Actually, the character of Forrest Gump could be an illustration for all of those fine traits Bill Ben logues in his Book of Virtues: self-discipline, compassion, responsibility, friendship, work, courage, perseverance, honesty, loyalty and faith.

Such virtues not only have to be taught to children, but they also have to be understood by adults. They require intelligence, discernment, choice, rules and regulations — the distinctions between thou shalt and thou shalt not. They require “moral literacy.” What passes for wisdom in Forrest Gump could be written on a bumper sticker or a T-shirt. In fact, it may be in that sense that it reflects the zeitgeist.

Like an automaton, Forrest repeats phrases such as “Stupid is as stupid does,” and “Life is like a box of chocolates.

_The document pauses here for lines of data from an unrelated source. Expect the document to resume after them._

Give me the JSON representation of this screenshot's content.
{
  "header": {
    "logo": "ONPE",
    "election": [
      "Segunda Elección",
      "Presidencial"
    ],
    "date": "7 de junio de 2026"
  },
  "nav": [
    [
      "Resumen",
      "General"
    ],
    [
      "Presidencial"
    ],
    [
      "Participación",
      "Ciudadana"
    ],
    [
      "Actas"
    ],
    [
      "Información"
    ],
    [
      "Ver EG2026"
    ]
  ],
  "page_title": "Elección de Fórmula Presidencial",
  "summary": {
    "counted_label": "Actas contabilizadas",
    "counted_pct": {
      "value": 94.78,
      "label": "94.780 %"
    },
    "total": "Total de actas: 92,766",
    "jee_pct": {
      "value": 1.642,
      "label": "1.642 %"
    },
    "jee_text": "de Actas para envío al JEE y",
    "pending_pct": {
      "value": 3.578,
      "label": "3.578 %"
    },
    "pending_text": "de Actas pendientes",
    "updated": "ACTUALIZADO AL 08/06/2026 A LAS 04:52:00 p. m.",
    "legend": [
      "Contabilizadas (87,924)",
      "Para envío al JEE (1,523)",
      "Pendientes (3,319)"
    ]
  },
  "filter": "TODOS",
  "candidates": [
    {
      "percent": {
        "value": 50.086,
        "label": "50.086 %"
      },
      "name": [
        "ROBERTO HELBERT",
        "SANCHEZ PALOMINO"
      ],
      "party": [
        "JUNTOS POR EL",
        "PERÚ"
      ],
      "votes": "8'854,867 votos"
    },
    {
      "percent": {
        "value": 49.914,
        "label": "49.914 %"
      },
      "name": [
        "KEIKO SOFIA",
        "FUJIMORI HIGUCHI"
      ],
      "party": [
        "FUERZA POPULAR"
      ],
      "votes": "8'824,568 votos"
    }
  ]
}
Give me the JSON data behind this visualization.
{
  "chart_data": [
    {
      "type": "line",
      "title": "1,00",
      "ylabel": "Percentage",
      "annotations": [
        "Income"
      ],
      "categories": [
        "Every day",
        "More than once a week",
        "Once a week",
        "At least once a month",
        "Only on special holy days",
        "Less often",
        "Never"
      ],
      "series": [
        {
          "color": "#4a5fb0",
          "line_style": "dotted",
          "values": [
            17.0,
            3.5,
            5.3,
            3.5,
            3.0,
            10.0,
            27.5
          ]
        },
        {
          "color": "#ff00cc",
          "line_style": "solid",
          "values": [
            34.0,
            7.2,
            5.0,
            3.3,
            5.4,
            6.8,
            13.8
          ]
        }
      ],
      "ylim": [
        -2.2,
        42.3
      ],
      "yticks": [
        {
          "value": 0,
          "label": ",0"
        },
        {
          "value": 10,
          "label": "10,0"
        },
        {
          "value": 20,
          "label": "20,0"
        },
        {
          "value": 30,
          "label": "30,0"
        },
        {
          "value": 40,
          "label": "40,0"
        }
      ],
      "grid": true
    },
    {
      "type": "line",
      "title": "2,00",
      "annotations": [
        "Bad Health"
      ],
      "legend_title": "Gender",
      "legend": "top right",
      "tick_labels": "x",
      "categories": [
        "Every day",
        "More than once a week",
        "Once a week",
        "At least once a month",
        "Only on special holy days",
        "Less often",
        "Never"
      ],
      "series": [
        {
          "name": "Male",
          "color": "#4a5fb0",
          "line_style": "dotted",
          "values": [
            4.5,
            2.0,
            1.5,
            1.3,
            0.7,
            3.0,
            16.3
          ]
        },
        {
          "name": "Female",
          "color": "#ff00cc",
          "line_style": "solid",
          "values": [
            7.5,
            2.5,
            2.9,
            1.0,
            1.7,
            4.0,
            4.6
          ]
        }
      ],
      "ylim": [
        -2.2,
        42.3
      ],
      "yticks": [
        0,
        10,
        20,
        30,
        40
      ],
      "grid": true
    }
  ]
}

You never know what you’re gonna get.” Well, life is not a choice of sugar-coated sweets. Choices matter. Forrest Gump is to Candide what The Man from La Mancha is to Don Quixote: sentimental Cliff’s Notes that reduce moral learning to a line in a fortune cookie.

One of the reasons Forrest Gump has become so popular — “a cultural phenomenon” — is not because Americans crave a lost innocence, but because we crave a shortcut to moral learning — the good act without understanding and without knowledge, without making hard decisions. Americans, like our English forebears, once shared a community of moral (and immoral) knowledge based on what Matthew Arnold described as “culture, the acquainting ourselves with the best that has been known and said in the world.”

Our understanding today is drawn from images — actual assassinations, drug arrests, hostage taking — on television and in movies. Even war is filmed while it is happening, so that pity and fear that deepened our understanding in tragic drama now is transferred to real life, with monotonous repetition. As a consequence, we often express judgments with the superficiality that accompanies the breadth of a television screen rather than the depth of creative insight.

We condemn or celebrate an accused murderer based on sound bites. Docudrama eclipses the actual event — a television movie about O.J Simpson nearly preceded th trial. Moral stories emanate from talkshow confessionals, making light of the evil that a person can do — and does — to others. College freshmen talk with reverence of Forrest Gump with the intellectual excitement their grandparents spent on the tragedies of Sophocles and Euripides.

Popular culture has always had its place to entertain and titillate. But now it’s confused with something of a higher moral order. Pass the box of chocolates, please. I know what I’m getting.